Sukses Menjadi Crazy Rich Malang Berkat Nasihat Ayah
Minggu, 06 Juni 2021 | 09:30 WIB
Reporter: Ragil Nugroho | Editor: Havid Vebri
KONTAN.CO.ID - JAKARTA. Di mana ada kemauan, di situ pasti ada jalan. Moto hidup ini banyak mewarnai kisah perjalanan pengusaha sukses. Termasuk kisah Gilang Widya Pramana, pemilik bisnis tranportasi Juragan 99 Corp di Malang, Jawa Timur.
Berkat kerja keras dan kesungguhannya, pemuda 32 tahun ini sukses berkiprah di dunia bisnis Tanah Air. Ia merupakan pemilik bisnis transportasi, properti, fesyen, hingga kecantikan. Omzet per bulannya juga sudah menembus Rp 10 miliar.
Sosoknya pun dinobatkan sebagai crazy rich Malang lantaran mengempit kekayaan yang cukup fantastis. Selain rumah mewah, yang paling mencolok adalah jet pribadi miliknya yang sempat digunakan untuk menjemput artis Raffi Ahmad saat berkunjung ke kediamannya di Kota Apel belum lama ini.
Bagaimana sebenarnya kisah sukses crazy rich Malang? Melihat perjalanannya, kita patut angkat topi terhadap keberhasilan yang diraihnya. Pasalnya, kekayaan yang dia dapat saat ini bukanlah warisan keluarga, tapi hasil jerih payahnya sendiri dalam merintis bisnis hingga sukses seperti sekarang.
Gilang lahir di Probolinggo, Jawa Timur, 4 Mei 32 tahun silam.

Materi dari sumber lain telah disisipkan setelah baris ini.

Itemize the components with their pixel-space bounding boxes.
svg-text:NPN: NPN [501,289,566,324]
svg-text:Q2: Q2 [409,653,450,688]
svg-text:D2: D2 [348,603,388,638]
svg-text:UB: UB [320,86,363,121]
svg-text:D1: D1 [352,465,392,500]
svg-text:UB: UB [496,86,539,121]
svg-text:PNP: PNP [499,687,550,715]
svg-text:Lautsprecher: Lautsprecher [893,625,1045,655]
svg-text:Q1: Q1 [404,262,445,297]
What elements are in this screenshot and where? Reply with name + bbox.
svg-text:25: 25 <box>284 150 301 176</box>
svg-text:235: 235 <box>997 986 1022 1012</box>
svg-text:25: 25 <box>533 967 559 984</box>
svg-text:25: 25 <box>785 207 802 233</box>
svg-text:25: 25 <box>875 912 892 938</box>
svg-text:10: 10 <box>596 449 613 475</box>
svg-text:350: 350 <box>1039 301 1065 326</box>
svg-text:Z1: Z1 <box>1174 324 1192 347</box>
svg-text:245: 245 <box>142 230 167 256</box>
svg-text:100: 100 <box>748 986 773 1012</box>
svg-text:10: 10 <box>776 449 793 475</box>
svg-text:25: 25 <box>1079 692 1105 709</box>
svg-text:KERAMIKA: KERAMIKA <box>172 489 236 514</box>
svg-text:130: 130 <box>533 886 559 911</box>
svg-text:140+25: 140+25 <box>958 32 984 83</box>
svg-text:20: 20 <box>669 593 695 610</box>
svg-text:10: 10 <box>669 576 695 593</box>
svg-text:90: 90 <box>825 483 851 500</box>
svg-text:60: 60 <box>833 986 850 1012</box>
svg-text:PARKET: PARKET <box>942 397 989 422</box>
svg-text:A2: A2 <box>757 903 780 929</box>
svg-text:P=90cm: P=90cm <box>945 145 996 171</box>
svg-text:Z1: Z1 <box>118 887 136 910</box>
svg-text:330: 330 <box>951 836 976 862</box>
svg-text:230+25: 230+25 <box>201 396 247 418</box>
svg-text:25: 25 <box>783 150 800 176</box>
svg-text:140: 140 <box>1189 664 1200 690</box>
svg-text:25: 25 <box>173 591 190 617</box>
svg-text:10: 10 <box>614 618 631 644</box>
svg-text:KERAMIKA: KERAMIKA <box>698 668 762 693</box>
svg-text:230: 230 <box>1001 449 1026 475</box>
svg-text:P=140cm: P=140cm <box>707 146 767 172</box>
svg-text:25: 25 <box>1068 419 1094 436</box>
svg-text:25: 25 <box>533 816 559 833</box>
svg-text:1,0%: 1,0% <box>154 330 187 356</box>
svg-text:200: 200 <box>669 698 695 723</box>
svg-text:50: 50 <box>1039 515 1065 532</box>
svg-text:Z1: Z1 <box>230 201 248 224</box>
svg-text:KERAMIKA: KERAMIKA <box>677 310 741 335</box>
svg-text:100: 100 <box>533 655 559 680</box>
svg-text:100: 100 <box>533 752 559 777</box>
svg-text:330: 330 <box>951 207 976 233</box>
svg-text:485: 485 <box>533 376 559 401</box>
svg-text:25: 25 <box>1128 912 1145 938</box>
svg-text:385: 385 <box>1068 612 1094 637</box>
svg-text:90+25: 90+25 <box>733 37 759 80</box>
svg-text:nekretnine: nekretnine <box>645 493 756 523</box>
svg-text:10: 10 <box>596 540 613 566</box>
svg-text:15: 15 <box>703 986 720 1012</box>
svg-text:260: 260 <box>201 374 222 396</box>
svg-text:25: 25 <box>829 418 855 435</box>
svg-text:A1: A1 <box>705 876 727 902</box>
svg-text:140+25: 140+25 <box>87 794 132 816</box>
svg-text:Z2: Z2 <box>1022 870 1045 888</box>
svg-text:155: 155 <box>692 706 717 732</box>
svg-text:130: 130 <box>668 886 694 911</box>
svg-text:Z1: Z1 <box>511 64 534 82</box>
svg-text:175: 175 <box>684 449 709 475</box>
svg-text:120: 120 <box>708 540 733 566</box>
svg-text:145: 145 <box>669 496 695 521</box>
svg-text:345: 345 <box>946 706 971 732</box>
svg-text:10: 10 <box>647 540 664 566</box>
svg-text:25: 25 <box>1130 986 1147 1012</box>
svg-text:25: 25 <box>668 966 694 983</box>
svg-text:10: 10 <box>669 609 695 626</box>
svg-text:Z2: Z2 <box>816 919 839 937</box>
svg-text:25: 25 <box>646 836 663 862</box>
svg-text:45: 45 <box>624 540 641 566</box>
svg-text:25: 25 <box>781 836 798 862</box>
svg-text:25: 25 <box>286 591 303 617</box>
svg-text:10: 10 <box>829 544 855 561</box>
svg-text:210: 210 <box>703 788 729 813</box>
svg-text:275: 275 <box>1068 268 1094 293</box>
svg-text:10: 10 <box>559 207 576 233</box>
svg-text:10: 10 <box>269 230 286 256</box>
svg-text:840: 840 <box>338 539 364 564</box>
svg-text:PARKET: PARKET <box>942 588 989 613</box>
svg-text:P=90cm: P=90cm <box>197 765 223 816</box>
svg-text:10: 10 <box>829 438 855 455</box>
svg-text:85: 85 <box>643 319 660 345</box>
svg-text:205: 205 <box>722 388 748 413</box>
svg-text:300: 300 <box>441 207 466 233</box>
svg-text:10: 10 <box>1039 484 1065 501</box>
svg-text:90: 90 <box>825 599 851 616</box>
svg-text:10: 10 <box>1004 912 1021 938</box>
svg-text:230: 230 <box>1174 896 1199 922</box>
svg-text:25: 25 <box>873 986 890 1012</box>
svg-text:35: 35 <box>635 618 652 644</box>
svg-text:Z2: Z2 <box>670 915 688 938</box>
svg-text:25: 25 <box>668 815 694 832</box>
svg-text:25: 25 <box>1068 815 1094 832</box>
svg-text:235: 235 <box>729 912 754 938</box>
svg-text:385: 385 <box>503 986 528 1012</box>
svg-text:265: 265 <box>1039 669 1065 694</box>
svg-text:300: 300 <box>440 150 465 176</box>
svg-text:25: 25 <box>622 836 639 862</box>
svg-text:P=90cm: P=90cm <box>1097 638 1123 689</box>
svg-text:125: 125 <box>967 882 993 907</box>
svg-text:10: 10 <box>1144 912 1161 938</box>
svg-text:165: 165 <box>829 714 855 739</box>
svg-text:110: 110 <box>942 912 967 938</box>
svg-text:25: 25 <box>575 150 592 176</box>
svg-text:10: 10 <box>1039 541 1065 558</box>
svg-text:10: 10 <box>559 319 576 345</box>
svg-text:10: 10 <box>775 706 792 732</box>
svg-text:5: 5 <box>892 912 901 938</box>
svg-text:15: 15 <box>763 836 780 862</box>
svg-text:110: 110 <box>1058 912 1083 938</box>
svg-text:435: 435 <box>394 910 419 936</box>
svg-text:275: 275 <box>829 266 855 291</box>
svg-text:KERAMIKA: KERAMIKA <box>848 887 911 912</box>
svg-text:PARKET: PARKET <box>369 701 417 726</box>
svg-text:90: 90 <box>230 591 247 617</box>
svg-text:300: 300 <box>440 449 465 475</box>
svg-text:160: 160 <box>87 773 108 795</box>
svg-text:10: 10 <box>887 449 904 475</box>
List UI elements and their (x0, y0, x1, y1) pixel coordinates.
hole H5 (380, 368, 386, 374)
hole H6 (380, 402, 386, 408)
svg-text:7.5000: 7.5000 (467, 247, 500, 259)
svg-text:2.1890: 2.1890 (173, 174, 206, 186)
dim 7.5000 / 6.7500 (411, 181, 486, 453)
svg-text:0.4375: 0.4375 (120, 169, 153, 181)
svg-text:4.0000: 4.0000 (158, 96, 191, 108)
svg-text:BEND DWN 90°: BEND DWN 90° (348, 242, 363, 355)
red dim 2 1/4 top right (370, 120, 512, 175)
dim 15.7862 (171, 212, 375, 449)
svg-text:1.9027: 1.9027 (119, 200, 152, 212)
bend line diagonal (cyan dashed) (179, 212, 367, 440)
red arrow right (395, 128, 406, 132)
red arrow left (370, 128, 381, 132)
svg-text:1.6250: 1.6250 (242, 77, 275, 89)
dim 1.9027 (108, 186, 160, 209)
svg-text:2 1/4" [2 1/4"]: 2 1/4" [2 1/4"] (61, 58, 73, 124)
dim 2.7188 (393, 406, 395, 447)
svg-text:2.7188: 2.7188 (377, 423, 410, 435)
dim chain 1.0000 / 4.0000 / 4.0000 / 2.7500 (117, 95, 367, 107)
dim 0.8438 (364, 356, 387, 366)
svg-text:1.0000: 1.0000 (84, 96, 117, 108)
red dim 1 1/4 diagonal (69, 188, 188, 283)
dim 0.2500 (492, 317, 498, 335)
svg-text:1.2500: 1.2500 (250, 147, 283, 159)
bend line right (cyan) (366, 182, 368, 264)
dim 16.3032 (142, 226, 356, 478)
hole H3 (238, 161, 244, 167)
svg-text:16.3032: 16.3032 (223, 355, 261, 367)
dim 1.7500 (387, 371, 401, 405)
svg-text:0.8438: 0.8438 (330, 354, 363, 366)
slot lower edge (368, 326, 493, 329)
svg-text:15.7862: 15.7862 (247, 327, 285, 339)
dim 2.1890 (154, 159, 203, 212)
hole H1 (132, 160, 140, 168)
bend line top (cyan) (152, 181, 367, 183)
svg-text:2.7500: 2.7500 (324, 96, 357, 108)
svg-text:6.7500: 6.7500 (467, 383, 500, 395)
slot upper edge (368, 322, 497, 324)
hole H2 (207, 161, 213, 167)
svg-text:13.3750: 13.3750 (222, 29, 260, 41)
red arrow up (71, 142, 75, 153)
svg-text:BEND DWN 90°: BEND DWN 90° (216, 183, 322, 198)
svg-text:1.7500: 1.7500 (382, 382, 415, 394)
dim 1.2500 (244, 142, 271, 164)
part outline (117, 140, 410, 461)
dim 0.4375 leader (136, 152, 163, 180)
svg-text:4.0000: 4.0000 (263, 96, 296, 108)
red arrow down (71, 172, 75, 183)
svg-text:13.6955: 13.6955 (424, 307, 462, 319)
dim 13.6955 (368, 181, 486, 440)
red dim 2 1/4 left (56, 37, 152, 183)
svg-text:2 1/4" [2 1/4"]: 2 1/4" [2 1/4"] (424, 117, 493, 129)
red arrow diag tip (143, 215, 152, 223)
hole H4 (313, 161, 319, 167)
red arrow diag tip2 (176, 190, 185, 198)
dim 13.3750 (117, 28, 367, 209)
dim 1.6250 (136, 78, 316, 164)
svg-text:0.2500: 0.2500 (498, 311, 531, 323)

Ia lahir dari keluarga yang memiliki latar belakang pekerjaan sebagai pegawai negeri sipil (PNS). Mulai dari ayah hingga kakeknya berprofesi sebagai abdi negara.
Kondisi tersebut tak pelak membuat Gilang kecil juga memiliki keinginan menjadi PNS meneruskan tradisi keluarga. Namun, saat memasuki sekolah menengah atas (SMA), ayahnya meminta agar Gilang tidak menjadi PNS.
"Saat itu ayah bilang, sebaiknya menjadi pengusaha saja, karena kalau menjadi PNS, ya, kondisinya kurang begitu bisa berkembang," kenangnya.
Maka, Gilang pun dididik sejak remaja agar bisa mandiri. Meski fasilitas ada, orangtuanya menekankan Gilang agar berusaha sendiri. Bahkan, ketika hendak melanjutkan kuliah, ia diharuskan bisa masuk universitas negeri karena kalau ke swasta, ia harus membiayai kuliah sendiri.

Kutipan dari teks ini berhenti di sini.